Now, the law requires that labels must clearly identify the food source names of all ingredients that are- or contain any protein derived from- the eight most common food allergens, which FALCPA defines as ‘major food allergens.” As a result, food labels help allergic consumers to identify offending foods or ingredients so they can more easily avoid them.

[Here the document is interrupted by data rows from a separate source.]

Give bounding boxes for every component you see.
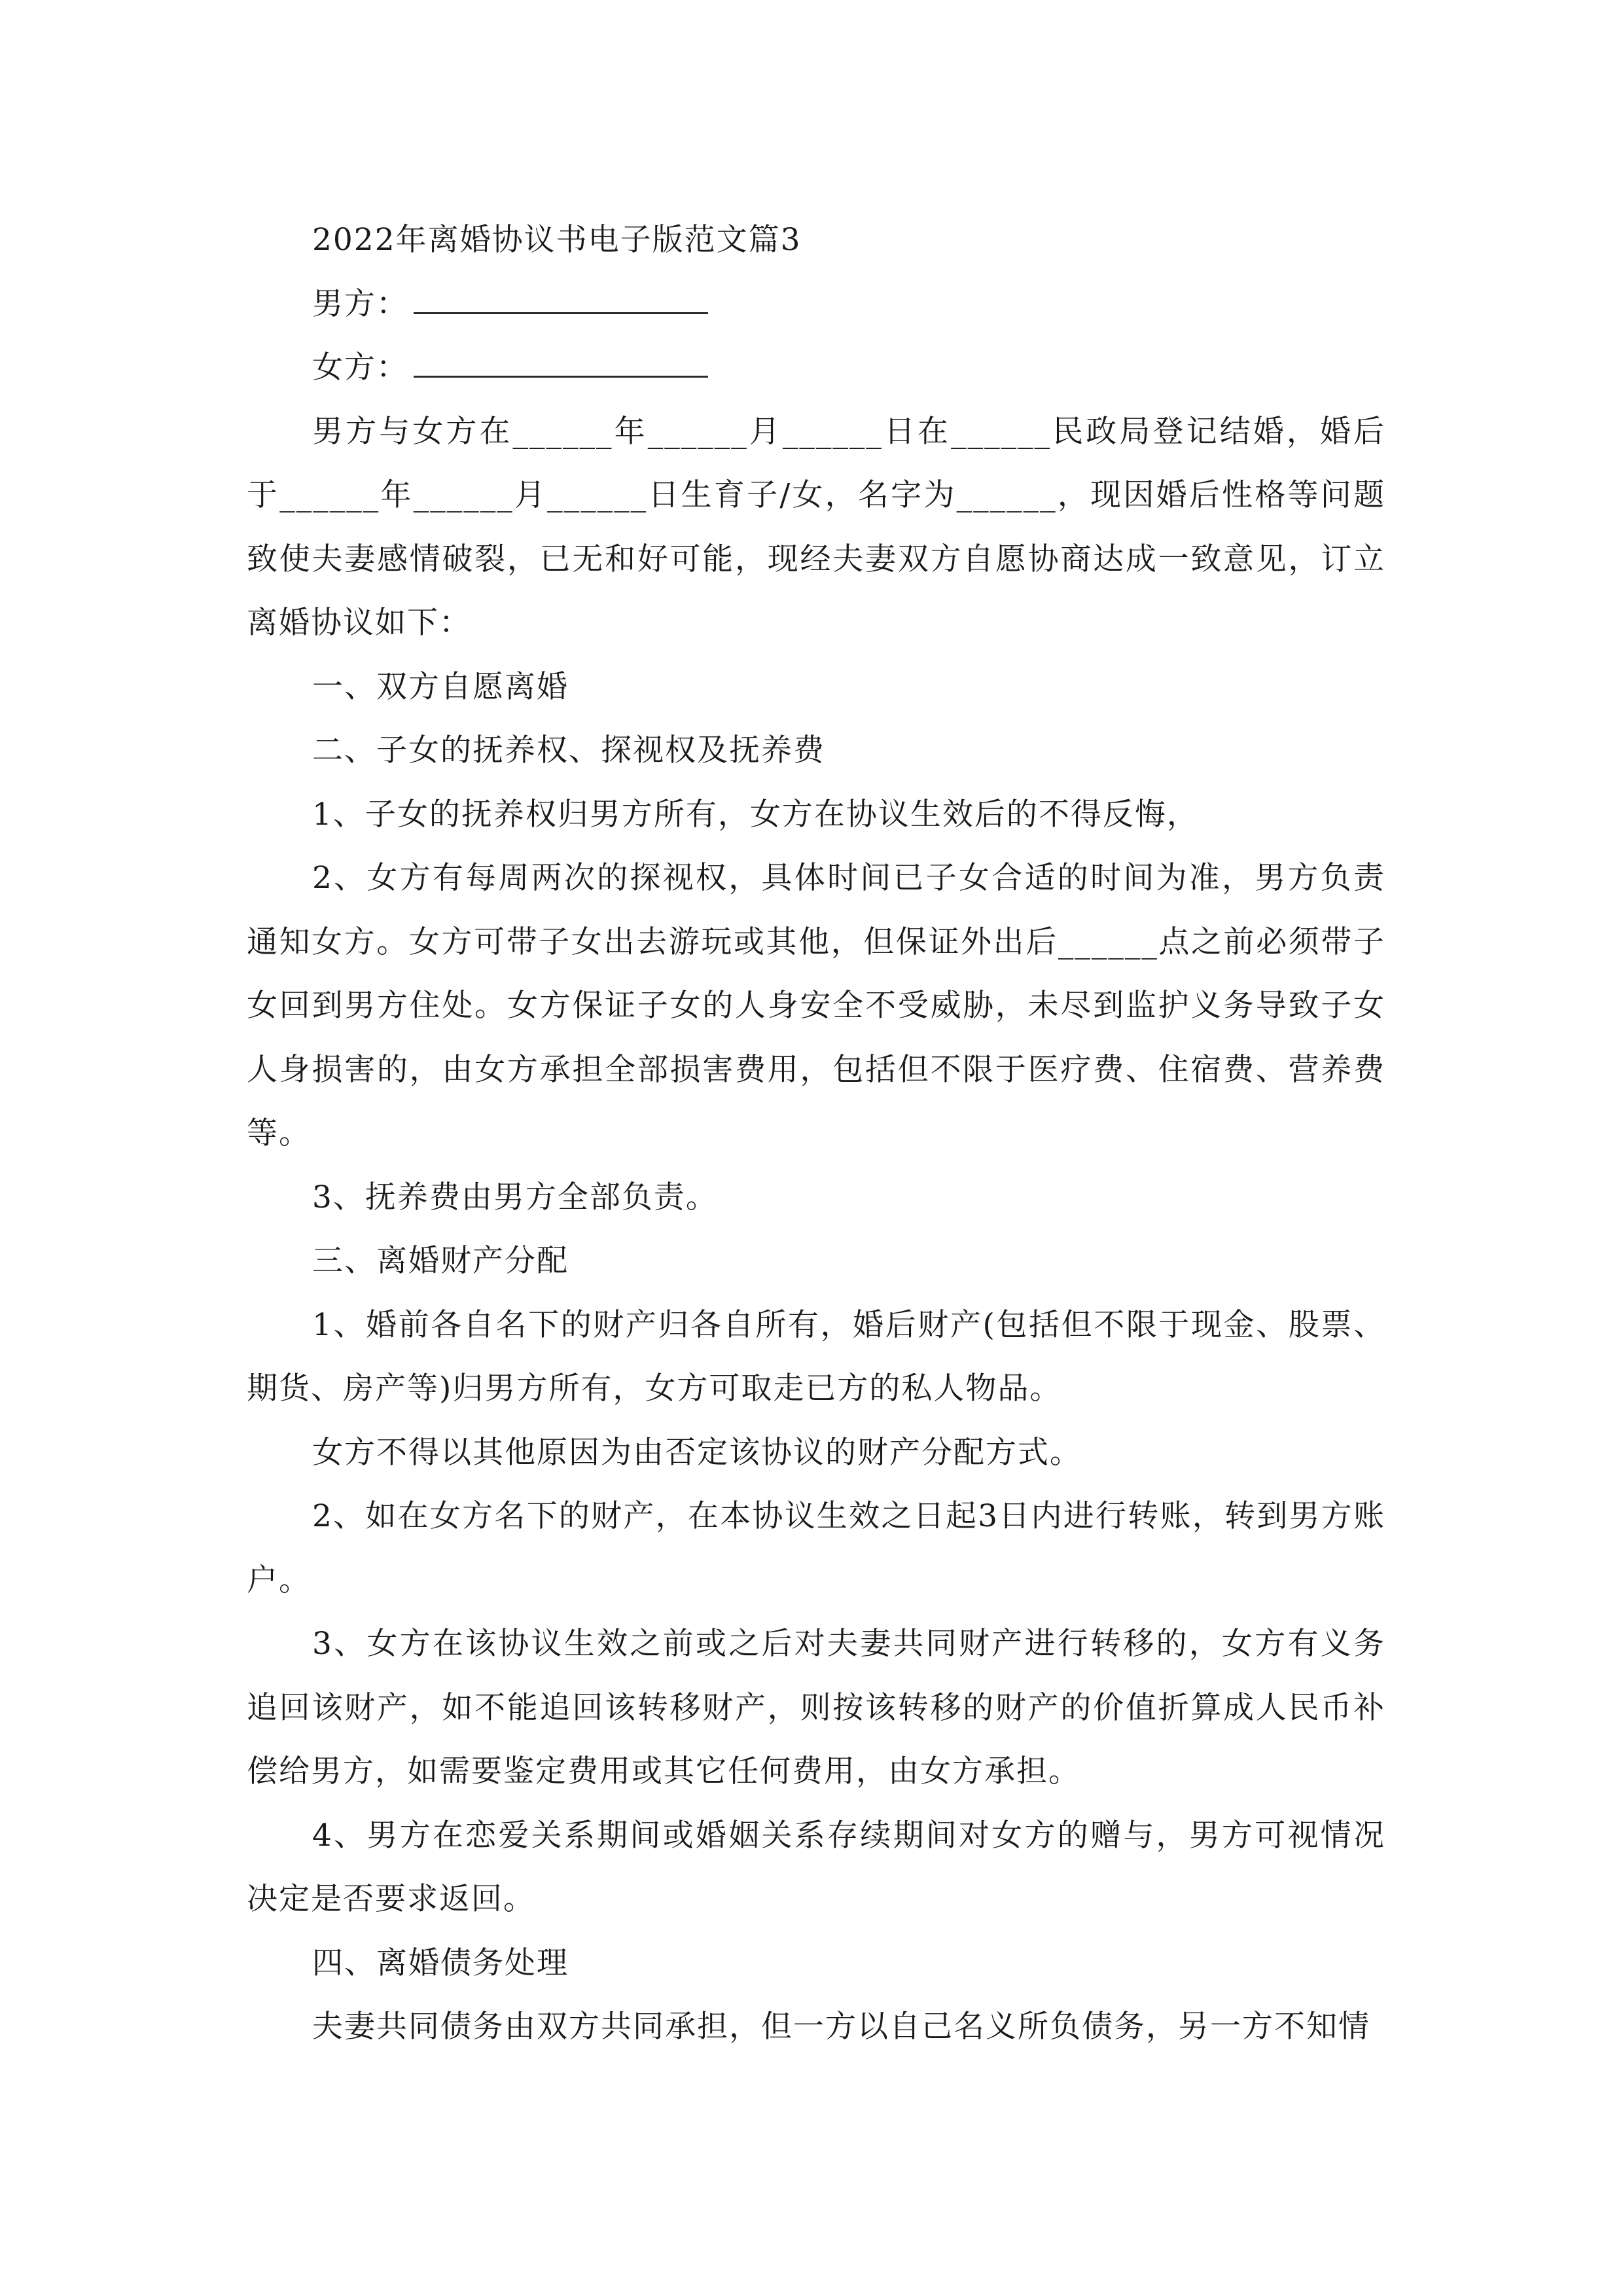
party-woman-line — [247, 336, 1385, 400]
section2-item-1: 1、子女的抚养权归男方所有，女方在协议生效后的不得反悔， — [312, 796, 1199, 833]
party-woman-label: 女方： — [312, 350, 408, 386]
section-heading-2: 二、子女的抚养权、探视权及抚养费 — [312, 732, 825, 768]
section4-text: 夫妻共同债务由双方共同承担，但一方以自己名义所负债务，另一方不知情 — [312, 2009, 1370, 2045]
section3-item-3: 3、女方在该协议生效之前或之后对夫妻共同财产进行转移的，女方有义务追回该财产，如不能追回该转移财产，则按该转移的财产的价值折算成人民币补偿给男方，如需要鉴定费用或其它任何费用，由女方承担。 — [247, 1626, 1385, 1789]
party-man-line — [247, 272, 1385, 336]
section-heading-4: 四、离婚债务处理 — [312, 1945, 569, 1981]
section3-item-1-note: 女方不得以其他原因为由否定该协议的财产分配方式。 — [312, 1434, 1082, 1471]
section-heading-1: 一、双方自愿离婚 — [312, 668, 569, 705]
intro-paragraph: 男方与女方在______年______月______日在______民政局登记结婚，婚后于______年______月______日生育子/女，名字为______，现因婚后性格等问题致使夫妻感情破裂，已无和好可能，现经夫妻双方自愿协商达成一致意见，订立离婚协议如下： — [247, 413, 1385, 641]
section3-item-2: 2、如在女方名下的财产，在本协议生效之日起3日内进行转账，转到男方账户。 — [247, 1498, 1385, 1598]
section2-item-2: 2、女方有每周两次的探视权，具体时间已子女合适的时间为准，男方负责通知女方。女方可带子女出去游玩或其他，但保证外出后______点之前必须带子女回到男方住处。女方保证子女的人身安全不受威胁，未尽到监护义务导致子女人身损害的，由女方承担全部损害费用，包括但不限于医疗费、住宿费、营养费等。 — [247, 860, 1385, 1151]
party-man-blank — [414, 278, 708, 314]
section-heading-3: 三、离婚财产分配 — [312, 1243, 569, 1279]
section3-item-4: 4、男方在恋爱关系期间或婚姻关系存续期间对女方的赠与，男方可视情况决定是否要求返回。 — [247, 1817, 1385, 1917]
party-man-label: 男方： — [312, 285, 408, 322]
section3-item-1: 1、婚前各自名下的财产归各自所有，婚后财产(包括但不限于现金、股票、期货、房产等)归男方所有，女方可取走已方的私人物品。 — [247, 1306, 1385, 1407]
document-body — [247, 208, 1385, 2059]
section2-item-3: 3、抚养费由男方全部负责。 — [312, 1179, 718, 1215]
document-title: 2022年离婚协议书电子版范文篇3 — [312, 222, 802, 258]
party-woman-blank — [414, 342, 708, 378]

The FALCPA requires that food labels identify the food source names of all major food allergens used to make the food. This requirement is met if the common or usual name of an ingredient (e.g., buttermilk) that is a major food allergen already identifies that allergen’s food source name (i.e., milk). Otherwise, the allergen’s food source name must be declared at least once on the food label in one of the two ways: In Parentheses following the name of the ingredient, examples: Lecithin (Soy), flour (wheat) and whey (milk) or immediately after or next to the list of ingredients in a “contains” statement, example: “contains wheat, milk and soy.”

References
Branum.A.M, Lukaca.S.L., 2008: Food allergy among U.S. Children: Trends in Prevalence and hospitalizations. NCHS data Brief.
Cassim M., 2004: Food Allergy
Food and Drug administration, 2010
Hugh.A.S., 2003: Food Allergy. Journal of allergy and clinical immunology 2003;111:S540-7
NIAID, National Institute of allergy and infectious disease. Report of the expert panel on food allergy research, June 30 and July,2003.